Welcome to Part Two in a series of videos on the ways I’ve seen people with mild cognitive impairment either slow, halt or reverse their cognitive decline.
I’m writing a book on that topic, so I’ve been spending a lot of time lately talking to people who have managed to do that.
I’m learning a lot from them, just by asking them, “How? How did you do that? What worked for you?”
Today, in Part Two, I’m focusing on people who feel they’re stuck. They’re trying. They’re doing the right things, but they’re not making the progress they want.
So people like that, what’s the answer for them? Well, let’s talk about it.
I’m Tony Dearing, of GoCogno.com, the website for people with mild cognitive impairment.
Last week, in Part One, (which you can see here), I discussed some of the basic that ways I’ve seen people halt or reverse their MCI, and the would include people who:
- Have a single, simple, treatable cause of MCI.
- Or have a single but not so simple primary cause.
- Or people who succeed by addressing what I call the “usual suspects” — exercise, diet, stress management and sleep.
But as I noted last week, while a lot of people can make good progress by attending to those three things — the three tiers — not everybody does.
Some people are doing those things, but they feel stuck. They’re trying, but they’ve hit a wall.
Yet I’ve seen some people break through that wall, and start making progress again, and I’ve seen them do that a couple of ways. Which brings me to the final two tiers that I want to talk about.
One of those tiers has to do with what experts like to refer to as “psychosocial” concerns. Things like: stress, anxiety, apathy, depression, hopelessness.
All of these are very common in MCI. And they can have a dramatic impact on cognition.
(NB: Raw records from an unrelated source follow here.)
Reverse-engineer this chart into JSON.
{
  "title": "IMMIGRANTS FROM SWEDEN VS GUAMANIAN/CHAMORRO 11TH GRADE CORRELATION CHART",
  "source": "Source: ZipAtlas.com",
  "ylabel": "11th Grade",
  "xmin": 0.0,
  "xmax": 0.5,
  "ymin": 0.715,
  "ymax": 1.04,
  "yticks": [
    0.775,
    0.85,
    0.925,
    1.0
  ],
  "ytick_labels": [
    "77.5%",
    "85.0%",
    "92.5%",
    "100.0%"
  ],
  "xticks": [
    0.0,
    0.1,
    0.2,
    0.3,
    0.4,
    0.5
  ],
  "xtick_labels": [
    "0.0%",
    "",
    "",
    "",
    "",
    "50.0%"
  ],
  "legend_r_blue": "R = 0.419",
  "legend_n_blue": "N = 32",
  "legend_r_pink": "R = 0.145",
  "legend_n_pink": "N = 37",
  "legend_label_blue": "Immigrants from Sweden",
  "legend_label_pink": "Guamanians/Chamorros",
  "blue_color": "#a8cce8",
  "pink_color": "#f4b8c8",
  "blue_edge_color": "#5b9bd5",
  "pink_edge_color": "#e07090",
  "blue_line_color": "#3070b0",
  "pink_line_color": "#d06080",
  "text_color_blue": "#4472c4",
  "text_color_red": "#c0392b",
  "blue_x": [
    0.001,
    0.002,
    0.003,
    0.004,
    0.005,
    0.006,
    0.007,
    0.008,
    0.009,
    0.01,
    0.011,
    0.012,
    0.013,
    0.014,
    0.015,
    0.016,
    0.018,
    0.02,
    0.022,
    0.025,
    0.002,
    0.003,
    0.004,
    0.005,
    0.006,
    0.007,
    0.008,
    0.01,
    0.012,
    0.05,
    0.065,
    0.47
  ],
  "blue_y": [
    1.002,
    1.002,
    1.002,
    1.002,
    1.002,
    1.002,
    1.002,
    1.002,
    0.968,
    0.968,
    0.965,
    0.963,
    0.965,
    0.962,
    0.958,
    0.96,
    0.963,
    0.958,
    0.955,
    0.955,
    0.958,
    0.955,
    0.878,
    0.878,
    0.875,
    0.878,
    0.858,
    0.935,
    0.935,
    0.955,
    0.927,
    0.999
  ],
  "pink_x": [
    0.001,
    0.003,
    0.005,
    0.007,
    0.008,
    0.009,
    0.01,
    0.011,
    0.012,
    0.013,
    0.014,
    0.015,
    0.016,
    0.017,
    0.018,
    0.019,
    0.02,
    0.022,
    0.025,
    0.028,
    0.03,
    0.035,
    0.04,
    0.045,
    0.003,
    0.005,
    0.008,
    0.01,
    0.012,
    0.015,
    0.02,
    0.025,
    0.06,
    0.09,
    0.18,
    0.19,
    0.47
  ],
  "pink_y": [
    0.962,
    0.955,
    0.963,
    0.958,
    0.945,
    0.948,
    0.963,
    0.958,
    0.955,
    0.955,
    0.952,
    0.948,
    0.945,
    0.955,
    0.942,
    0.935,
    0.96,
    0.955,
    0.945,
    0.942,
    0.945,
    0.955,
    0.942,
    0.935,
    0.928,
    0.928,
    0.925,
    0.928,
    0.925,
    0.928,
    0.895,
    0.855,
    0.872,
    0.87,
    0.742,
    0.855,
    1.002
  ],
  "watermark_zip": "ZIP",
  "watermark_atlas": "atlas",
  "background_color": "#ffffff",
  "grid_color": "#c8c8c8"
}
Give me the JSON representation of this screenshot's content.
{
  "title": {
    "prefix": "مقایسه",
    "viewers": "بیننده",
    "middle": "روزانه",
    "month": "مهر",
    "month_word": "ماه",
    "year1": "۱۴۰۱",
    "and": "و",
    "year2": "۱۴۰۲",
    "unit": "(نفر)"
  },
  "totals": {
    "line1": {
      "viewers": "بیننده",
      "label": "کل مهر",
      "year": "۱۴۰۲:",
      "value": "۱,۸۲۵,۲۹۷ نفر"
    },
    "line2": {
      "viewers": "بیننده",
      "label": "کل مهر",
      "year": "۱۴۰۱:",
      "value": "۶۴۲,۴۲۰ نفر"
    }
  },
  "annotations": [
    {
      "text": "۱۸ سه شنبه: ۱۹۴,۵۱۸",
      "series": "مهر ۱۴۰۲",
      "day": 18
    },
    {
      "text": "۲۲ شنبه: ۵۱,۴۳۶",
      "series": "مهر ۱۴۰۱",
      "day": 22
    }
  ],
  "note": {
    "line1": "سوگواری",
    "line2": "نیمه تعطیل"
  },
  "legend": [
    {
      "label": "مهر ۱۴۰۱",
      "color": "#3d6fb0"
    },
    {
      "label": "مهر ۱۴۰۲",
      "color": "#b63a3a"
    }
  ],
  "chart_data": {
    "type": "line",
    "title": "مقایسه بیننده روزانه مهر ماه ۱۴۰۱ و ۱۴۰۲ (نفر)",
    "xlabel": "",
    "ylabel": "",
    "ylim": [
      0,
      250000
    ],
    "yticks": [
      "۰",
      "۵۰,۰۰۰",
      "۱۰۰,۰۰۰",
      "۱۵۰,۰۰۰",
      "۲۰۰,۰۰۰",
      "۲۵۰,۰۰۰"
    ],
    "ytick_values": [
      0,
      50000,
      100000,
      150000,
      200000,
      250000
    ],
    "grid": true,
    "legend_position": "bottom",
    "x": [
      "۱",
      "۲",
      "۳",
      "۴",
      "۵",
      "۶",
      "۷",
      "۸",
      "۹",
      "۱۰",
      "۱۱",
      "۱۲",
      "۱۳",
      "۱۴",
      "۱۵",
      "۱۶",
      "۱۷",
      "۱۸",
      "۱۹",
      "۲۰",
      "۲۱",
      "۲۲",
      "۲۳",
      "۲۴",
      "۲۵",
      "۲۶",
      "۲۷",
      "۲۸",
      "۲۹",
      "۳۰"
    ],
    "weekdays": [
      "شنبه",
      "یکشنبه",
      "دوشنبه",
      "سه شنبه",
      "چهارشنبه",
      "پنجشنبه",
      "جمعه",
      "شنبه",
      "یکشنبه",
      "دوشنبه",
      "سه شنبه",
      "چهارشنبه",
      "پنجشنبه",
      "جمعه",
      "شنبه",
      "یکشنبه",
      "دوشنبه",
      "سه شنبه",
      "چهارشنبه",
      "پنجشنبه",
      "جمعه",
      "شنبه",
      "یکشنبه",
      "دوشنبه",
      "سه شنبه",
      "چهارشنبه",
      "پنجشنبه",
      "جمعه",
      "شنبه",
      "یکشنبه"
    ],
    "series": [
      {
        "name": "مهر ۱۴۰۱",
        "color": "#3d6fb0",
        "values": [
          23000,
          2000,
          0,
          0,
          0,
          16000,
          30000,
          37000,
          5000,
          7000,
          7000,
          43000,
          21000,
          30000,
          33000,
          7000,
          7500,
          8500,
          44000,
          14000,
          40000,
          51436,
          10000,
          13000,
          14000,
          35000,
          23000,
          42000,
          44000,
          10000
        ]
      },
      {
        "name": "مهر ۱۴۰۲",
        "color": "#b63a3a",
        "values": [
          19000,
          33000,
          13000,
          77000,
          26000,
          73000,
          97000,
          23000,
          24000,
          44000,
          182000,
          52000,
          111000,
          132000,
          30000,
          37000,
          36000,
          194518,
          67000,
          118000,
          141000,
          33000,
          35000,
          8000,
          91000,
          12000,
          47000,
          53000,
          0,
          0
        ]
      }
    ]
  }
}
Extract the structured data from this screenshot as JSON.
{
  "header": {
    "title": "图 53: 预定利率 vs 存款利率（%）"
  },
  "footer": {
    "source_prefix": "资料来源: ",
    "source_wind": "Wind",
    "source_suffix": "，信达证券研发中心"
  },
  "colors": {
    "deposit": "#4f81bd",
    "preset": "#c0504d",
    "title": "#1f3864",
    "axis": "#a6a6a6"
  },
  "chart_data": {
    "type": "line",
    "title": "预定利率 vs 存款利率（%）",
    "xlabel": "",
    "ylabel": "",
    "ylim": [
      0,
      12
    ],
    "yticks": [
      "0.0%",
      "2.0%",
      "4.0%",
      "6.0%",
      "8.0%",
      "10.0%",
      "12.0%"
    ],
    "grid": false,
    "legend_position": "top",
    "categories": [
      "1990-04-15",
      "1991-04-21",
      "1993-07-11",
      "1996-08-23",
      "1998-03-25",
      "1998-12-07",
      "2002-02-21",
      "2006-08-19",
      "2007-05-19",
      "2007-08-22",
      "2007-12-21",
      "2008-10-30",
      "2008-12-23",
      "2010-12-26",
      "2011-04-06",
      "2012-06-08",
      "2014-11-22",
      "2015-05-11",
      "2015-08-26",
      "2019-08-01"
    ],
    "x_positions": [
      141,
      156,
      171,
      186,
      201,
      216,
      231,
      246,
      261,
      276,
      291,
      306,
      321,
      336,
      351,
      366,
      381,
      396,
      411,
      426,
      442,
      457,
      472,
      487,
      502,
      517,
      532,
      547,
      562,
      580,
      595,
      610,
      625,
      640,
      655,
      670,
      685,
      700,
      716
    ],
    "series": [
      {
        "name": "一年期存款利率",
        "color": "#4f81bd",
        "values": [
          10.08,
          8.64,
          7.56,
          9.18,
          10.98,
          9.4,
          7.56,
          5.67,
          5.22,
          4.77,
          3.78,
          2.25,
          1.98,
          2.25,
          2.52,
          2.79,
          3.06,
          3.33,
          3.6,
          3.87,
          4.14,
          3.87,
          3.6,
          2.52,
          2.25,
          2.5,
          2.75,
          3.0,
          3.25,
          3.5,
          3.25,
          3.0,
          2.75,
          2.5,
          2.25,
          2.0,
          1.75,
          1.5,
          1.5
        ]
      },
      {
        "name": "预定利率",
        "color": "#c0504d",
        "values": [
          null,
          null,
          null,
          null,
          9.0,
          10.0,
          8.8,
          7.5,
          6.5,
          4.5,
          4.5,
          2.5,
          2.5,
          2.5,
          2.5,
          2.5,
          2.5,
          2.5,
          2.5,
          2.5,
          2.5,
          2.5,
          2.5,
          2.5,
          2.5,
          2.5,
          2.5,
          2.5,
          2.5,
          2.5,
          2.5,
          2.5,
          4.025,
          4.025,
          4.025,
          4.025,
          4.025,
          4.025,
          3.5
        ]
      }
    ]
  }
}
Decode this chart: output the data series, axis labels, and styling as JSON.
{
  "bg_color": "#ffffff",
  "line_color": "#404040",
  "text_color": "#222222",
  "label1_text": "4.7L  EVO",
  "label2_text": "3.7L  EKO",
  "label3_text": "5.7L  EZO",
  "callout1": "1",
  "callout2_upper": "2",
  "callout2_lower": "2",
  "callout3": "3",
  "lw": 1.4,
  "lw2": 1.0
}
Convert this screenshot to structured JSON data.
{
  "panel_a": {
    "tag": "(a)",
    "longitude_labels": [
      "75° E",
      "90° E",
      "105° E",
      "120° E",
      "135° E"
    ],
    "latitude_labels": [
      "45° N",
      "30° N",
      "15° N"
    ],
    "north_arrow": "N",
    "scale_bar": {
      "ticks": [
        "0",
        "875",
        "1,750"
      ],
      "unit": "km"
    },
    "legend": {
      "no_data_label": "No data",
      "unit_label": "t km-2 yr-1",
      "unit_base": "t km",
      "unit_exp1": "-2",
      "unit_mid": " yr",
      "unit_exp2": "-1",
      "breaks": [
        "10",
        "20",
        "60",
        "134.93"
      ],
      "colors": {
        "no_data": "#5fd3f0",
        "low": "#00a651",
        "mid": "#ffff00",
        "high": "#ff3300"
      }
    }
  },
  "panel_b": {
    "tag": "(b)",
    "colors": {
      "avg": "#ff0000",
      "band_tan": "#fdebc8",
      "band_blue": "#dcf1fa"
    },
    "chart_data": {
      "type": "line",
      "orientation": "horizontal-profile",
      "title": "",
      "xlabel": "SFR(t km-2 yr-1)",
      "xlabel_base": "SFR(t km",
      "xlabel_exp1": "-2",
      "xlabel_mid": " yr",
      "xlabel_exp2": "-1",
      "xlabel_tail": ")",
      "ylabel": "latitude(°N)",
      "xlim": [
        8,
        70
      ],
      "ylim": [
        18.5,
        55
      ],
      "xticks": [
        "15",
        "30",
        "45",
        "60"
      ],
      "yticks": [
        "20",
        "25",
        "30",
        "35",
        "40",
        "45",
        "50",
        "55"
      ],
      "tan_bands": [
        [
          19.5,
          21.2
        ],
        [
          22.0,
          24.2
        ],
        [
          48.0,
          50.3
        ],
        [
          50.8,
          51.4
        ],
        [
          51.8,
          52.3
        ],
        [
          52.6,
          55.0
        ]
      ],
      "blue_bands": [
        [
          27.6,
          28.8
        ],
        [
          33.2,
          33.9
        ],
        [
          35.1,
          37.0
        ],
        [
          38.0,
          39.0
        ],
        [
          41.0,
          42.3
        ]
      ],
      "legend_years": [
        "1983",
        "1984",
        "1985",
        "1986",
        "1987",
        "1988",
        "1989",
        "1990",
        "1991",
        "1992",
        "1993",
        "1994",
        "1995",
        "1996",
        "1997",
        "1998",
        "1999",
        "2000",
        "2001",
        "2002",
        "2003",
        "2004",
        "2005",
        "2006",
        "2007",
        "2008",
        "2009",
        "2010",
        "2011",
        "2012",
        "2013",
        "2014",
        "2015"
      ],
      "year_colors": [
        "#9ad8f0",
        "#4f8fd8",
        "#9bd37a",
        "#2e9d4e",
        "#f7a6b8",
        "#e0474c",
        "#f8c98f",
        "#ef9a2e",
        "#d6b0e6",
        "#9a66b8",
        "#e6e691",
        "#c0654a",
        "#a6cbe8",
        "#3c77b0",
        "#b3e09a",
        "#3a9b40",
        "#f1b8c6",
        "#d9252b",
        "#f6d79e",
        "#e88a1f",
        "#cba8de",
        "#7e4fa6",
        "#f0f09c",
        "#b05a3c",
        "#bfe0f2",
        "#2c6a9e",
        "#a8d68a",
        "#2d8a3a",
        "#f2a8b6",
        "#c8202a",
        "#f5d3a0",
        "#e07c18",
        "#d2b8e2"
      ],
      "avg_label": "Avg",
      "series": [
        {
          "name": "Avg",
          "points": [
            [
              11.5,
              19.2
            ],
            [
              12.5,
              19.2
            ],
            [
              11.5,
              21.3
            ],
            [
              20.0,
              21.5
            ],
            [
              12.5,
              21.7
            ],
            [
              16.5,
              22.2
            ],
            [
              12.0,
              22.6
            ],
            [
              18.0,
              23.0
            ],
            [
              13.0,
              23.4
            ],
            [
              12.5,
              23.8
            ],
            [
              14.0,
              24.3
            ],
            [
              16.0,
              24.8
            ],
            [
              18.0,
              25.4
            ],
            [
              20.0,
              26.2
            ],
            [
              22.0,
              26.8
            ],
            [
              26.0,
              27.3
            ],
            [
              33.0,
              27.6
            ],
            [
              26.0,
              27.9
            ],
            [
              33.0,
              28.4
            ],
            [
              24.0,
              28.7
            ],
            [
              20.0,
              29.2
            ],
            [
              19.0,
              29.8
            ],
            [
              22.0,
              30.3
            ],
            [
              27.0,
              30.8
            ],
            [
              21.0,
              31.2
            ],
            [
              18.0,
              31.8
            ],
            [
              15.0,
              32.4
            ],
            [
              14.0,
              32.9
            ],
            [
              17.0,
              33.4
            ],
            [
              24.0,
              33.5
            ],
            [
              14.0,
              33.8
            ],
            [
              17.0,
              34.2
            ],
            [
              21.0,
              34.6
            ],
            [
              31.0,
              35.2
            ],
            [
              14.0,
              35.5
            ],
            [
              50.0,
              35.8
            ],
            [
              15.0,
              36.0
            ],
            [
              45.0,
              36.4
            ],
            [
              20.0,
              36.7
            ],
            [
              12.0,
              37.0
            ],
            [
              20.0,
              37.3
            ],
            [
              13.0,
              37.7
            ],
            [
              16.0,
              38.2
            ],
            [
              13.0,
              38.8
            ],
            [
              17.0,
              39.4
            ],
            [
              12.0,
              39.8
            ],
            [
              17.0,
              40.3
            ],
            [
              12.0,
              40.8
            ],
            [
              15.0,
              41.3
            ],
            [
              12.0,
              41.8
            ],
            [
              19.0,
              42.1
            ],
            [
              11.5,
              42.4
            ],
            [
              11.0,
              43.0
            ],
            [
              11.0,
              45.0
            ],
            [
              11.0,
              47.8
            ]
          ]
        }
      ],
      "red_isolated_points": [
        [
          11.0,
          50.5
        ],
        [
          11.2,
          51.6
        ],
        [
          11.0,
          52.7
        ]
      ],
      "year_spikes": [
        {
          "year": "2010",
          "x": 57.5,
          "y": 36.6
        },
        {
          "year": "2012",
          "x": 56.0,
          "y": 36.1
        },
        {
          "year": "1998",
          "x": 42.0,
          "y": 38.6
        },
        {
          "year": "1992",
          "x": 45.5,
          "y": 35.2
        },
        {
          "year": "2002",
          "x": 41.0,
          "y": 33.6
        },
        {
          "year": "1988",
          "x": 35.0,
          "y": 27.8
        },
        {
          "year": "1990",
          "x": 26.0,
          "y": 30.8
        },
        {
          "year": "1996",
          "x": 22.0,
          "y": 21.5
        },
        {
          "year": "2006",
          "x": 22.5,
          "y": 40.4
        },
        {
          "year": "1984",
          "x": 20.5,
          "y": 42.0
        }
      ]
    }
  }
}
I see people with MCI who just seem consumed by their stress or anxiety. And even if they’re doing other things right, that rampant sense of stress and anxiety can hold them back.
And I have seen cases where people recognized that, and got help, either therapy or medication or both, and that became a turning point for them.
I can’t say whether that applies to you. Only you and your doctor can determine that. But it’s an issue you need to be aware of and consider.
Now, I do have one more tier to discuss with you, and this absolutely applies to you. It applies to everyone with MCI.
The final tier of people I want to talk about, who I see halting or reversing their MCI, are the ones who succeed in identifying and addressing their No. 1.
Here’s why. You MCI is unique to you. You are the only person who has your version of MCI. So what worked for someone else, or what works for a lot of people, might not necessarily work for you. You need a more personalized approach.
When you look at recent breakthroughs in the treatment of MCI, an individualized approach is clearly part of the answer. It’s is a concept that Drs. Dean and Ayesha Sherzai emphasized in a past video I did with them (you can see that here).
Dr. Dean Sherzai told me that with MCI, they and others have shown that MCI can be reversed. He says nutrition alone has been shown reverse the disease. The same with exercise. So he says when you take things like exercise and nutrition, and you add a personalized approach to it, “absolutely you can reverse cognitive decline at the MCI stage.”
And how do you do that? Well, that’s the primary focus of the book I’m writing, helping you:
- Identify your unique vulnerabilities.
- Shape your own individualized approach.
- And find the right doctor or team of doctors to help you do that.
So much, much more coming on that. But hopefully at least I have given you some context — and some hope — and have whetted your interest for more interest to come.